In the quest for accomplishment, everything gets watered down. A 'B' is the new 'C.' Midlevel courses are the new advanced placement, the teacher said.

The reaction to the teacher's blunt advice was overwhelmingly positive, both from students at the receiving end of the reality check and people who saw the speech as it circulated the Internet this week.

"For once someone told us what we need to hear and not necessarily what we wanted to hear," said one commenter on The Swellesley Report.

"Undoing all 'they've' done in on 10-minute speech. My faith in the world may have been restored," another commenter said.

McCullough, the son of the Pulitzer Prize-winning historian David McCullough, explained his provocative words on Fox News Wednesday, saying kids need to struggle and stumble to make it in today's difficult, competitive world, but too often parents are there to throw the pillows on the floor.
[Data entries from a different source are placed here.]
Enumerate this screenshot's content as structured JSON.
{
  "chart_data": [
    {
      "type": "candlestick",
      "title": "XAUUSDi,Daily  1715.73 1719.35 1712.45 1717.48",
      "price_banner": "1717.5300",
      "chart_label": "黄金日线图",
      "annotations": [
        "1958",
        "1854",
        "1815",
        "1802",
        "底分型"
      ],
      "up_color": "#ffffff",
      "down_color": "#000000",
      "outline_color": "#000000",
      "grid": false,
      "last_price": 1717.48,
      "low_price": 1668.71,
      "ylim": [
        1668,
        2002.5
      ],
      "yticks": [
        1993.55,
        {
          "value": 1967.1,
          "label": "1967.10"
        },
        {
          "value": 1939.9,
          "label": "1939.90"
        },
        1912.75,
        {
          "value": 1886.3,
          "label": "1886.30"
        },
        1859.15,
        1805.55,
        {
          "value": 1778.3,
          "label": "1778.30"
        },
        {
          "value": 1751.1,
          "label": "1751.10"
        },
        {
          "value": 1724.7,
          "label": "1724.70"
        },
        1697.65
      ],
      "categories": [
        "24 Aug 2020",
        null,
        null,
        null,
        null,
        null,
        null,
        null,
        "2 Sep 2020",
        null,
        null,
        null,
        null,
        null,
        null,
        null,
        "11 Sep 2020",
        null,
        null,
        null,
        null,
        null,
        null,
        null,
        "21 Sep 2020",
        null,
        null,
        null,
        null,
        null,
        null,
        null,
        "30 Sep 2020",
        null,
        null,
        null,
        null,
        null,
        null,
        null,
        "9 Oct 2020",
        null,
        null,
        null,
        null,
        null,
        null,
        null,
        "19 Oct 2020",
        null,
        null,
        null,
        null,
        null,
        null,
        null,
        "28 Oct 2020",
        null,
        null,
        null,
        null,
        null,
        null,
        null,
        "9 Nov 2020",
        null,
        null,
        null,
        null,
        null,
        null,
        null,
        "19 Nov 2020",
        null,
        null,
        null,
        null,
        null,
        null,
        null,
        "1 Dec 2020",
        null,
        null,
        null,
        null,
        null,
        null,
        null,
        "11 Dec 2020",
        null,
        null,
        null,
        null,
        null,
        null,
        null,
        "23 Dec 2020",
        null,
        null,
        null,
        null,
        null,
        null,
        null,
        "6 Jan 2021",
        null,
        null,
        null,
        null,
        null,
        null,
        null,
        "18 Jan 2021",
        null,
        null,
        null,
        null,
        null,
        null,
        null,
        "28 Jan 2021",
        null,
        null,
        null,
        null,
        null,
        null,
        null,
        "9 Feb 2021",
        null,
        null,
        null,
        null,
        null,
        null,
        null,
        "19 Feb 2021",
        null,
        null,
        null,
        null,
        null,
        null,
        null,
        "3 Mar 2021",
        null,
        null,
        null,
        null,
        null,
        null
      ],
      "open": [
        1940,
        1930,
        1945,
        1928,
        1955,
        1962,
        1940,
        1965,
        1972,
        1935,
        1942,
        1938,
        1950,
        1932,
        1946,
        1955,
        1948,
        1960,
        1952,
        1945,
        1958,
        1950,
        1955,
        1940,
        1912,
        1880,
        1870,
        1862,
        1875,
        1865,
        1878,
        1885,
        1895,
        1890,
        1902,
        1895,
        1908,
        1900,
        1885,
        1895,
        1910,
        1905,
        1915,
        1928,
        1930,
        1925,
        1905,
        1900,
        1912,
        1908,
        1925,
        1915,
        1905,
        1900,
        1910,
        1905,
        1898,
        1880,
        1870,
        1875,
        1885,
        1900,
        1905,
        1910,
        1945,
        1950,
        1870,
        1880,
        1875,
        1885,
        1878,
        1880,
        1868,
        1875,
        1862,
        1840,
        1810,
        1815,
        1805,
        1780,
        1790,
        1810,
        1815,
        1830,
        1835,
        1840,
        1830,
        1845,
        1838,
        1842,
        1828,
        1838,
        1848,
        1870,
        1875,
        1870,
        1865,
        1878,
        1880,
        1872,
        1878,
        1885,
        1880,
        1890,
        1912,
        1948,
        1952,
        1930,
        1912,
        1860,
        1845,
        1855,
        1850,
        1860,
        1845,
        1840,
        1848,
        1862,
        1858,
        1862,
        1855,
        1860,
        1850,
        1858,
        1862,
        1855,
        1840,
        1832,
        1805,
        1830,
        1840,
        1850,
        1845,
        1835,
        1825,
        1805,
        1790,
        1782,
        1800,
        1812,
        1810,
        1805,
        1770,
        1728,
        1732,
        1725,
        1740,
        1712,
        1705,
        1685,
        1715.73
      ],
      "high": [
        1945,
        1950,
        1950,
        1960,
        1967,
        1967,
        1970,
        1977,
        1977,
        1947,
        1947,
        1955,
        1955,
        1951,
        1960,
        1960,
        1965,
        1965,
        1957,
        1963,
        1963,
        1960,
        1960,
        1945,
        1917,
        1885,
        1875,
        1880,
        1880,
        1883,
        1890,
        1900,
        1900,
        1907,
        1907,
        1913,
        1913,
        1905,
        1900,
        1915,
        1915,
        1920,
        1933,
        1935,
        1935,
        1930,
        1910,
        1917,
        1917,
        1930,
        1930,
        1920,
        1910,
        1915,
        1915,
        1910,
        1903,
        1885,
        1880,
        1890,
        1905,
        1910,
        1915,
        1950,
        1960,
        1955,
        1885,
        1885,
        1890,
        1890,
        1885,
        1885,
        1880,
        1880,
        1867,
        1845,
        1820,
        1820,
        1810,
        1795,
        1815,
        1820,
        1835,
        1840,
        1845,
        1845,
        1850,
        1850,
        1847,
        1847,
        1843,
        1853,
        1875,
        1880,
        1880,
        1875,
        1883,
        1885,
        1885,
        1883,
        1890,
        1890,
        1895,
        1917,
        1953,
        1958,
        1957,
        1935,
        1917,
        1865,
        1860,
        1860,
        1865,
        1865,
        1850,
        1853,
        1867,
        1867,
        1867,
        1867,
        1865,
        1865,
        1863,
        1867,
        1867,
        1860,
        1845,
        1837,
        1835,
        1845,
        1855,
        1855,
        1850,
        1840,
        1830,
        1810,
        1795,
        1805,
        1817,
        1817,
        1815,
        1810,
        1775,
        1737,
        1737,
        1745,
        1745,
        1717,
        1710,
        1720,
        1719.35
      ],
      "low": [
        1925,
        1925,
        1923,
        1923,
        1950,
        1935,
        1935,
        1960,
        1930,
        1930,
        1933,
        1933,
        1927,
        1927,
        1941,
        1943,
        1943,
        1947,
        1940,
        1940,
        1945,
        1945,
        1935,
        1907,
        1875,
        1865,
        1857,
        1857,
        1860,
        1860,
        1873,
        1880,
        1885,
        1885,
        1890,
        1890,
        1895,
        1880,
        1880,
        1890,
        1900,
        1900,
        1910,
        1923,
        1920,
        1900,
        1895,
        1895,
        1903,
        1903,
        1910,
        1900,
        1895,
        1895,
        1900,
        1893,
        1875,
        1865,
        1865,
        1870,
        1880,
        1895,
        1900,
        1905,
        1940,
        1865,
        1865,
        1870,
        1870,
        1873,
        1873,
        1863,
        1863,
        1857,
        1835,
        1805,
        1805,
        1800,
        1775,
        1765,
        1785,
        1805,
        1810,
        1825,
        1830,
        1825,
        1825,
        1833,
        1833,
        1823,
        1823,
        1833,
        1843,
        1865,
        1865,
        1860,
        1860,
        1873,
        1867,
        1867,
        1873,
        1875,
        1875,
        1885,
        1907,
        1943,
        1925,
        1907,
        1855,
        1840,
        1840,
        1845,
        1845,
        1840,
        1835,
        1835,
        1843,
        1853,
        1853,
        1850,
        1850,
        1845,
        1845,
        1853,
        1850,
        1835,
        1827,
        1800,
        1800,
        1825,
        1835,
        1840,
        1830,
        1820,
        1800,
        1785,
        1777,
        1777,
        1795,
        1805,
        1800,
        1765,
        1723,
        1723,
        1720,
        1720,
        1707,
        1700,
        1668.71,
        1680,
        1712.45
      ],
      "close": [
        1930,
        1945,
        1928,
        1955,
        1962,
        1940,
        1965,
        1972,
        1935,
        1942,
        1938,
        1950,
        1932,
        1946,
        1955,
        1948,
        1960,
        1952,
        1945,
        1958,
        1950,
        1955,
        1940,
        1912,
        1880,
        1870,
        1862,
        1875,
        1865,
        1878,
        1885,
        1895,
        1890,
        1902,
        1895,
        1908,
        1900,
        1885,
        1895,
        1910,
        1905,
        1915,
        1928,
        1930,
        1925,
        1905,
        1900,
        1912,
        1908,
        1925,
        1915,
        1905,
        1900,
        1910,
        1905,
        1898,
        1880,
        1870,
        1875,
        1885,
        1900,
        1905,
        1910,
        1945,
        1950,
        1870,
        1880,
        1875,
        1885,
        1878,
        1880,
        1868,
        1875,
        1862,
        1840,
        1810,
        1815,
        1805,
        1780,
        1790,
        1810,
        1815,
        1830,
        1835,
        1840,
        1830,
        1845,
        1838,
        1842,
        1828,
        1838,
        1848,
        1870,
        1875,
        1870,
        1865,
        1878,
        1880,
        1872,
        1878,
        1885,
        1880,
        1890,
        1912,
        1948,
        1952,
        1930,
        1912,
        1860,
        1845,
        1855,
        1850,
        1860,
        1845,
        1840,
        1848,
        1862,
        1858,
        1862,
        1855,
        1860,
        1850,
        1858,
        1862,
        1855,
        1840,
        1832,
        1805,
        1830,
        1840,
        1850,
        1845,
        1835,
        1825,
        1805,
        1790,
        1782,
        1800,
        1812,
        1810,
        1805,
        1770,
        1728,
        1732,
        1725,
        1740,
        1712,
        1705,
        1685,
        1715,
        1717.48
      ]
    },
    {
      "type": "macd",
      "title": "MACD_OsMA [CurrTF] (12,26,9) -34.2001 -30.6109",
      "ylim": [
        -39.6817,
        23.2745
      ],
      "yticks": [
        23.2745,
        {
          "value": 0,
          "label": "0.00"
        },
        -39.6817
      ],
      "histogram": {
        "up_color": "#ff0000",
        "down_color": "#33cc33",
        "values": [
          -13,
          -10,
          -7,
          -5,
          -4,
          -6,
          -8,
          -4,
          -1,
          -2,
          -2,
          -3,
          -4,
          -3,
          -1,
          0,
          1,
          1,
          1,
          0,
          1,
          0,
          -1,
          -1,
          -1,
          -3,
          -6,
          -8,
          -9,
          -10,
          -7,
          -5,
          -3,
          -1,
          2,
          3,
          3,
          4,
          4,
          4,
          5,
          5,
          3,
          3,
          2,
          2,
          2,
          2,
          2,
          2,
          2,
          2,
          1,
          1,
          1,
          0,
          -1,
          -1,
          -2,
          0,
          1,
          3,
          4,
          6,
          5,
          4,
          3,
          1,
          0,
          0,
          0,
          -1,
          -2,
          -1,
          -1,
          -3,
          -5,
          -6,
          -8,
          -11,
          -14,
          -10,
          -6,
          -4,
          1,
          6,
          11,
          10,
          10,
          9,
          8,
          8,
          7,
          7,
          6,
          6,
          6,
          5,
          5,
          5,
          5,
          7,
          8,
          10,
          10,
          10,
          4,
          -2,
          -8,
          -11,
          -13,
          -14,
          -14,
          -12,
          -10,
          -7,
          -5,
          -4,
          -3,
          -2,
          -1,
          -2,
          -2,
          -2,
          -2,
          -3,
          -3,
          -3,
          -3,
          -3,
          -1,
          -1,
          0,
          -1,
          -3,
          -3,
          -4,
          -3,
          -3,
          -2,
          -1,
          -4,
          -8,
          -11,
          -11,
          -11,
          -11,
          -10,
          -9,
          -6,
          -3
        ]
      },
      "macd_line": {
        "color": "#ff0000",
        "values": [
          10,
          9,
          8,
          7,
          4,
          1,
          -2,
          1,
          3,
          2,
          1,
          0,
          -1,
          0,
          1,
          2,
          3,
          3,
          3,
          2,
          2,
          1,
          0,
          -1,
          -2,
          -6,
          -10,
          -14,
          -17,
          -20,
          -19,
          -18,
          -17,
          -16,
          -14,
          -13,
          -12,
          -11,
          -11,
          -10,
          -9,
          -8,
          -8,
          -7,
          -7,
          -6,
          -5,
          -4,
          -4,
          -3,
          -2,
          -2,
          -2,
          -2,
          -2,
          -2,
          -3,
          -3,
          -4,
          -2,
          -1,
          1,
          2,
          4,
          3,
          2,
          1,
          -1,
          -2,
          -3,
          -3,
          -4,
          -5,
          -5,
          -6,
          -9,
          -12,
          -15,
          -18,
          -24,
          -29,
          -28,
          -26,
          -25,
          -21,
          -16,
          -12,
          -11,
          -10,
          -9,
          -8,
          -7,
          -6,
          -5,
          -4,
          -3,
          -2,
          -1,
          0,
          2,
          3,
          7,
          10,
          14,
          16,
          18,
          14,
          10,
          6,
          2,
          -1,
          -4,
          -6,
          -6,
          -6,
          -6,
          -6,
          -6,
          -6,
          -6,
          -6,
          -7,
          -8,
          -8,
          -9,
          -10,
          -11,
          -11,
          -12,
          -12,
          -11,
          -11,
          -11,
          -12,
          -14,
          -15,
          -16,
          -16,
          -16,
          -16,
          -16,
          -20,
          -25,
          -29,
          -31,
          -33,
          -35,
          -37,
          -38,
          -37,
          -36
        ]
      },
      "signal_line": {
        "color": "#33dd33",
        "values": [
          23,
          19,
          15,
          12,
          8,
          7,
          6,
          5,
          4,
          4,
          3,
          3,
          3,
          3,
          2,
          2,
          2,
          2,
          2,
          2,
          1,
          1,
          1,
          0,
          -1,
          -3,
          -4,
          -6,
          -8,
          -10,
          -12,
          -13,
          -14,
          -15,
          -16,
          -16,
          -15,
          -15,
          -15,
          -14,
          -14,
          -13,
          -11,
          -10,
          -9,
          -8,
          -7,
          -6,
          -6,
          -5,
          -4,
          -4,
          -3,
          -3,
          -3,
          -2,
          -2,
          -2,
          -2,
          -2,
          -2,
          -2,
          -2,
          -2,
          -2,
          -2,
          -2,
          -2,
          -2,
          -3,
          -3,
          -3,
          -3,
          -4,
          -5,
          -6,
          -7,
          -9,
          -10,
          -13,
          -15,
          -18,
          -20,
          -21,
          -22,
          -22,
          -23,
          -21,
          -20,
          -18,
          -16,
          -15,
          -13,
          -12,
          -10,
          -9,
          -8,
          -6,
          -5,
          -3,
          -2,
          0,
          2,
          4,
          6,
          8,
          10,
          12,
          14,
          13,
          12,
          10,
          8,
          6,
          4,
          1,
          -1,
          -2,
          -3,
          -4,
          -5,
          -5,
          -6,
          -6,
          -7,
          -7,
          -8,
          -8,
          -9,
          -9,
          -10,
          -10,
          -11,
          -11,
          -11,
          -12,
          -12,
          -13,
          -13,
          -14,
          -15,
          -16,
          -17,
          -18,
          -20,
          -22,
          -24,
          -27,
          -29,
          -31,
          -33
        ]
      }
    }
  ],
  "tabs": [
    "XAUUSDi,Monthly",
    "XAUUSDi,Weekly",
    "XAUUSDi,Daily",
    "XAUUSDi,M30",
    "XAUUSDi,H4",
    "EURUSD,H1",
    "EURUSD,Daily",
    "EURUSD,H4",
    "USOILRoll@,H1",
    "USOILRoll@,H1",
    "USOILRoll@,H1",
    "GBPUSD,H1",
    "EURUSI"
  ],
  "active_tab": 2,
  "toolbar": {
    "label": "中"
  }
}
"So many of the adults around them — the behavior of the adults around them — gives them this sort of inflated sense of themselves. And I thought they needed a little context, a little perspective," McCullough told Fox News. "To send them off into the world with an inflated sense of themselves is doing them no favors."


I read this and just had to bring it for comment. Before I get off into it, I'd like to state how I feel and how I stand so it is clear when you the reader, read these comments.

I don't suppose I had any easier nor rougher life as a kid than anyone else. Didn't necessarily look for it to be easy; just wanted an honest chance. I also don't look at kids today and think the world is going to hel-lo in a hand basket. Kids are the future and one day they will do the work of the country as well as run it. They can't do those jobs and tasks without common everyday realities. I don't think they are really any worse than my generation when we were growing up, they've just had a bit different upbringing because things in life changed for them, like computers, the internet, and cell phones, as an example.

What I do know, is working a job is a great equalizer. You rapidly find out that an orange and purple spiked hair do isn't going to cut it where the company that hires you says you are our face to the public. You want to get paid so you can eat, you'll look the way we want. You'll do the job like we want it and you will act in the proscribed way we are paying you to be with the customer. If you can't do that, someone else will.

I've had a lot of interaction from time to time with the younger generation. I can tell you they have a lot to learn for the most part. I've heard young folk try to argue science with TV theme topics. I've heard them state things like everyone over 50 should retire so they can have a job. I've heard companies state in amazement that young new hires think they should be placed as CEO or senior management as their first job. That it shouldn't be necessary for them to work their way up. It's what they've learned from tv. Go to work today and be the boy wonder doing $5 million dollar stock trades tomorrow.

Now you know that isn't really a realistic attitude nor set of expectations. But look where the kids are coming from. Their parents pretty much told the whole generation they were special. Which is what this teacher is trying to break to them.

This is not about one of those, "Why when I was growing up we had to walk 5 miles in the snow to return the library books and it was all up hill...both ways". Rather it's about the real world. These kids have been lucky in that their folk wanted them to have things. Cell phones, TVs of their own, video games, all of it pretty much given to them because their peers had them. I've even read last year where self-entitled kids were throwing fits in the chat rooms because they didn't get the cell phone/new car they expected for Xmas. Cursing their parents with no realization of what it took to get that.

This is what this teacher is trying to tell them they are fixing to hit head on in the real world out there. That it's not like it was at home.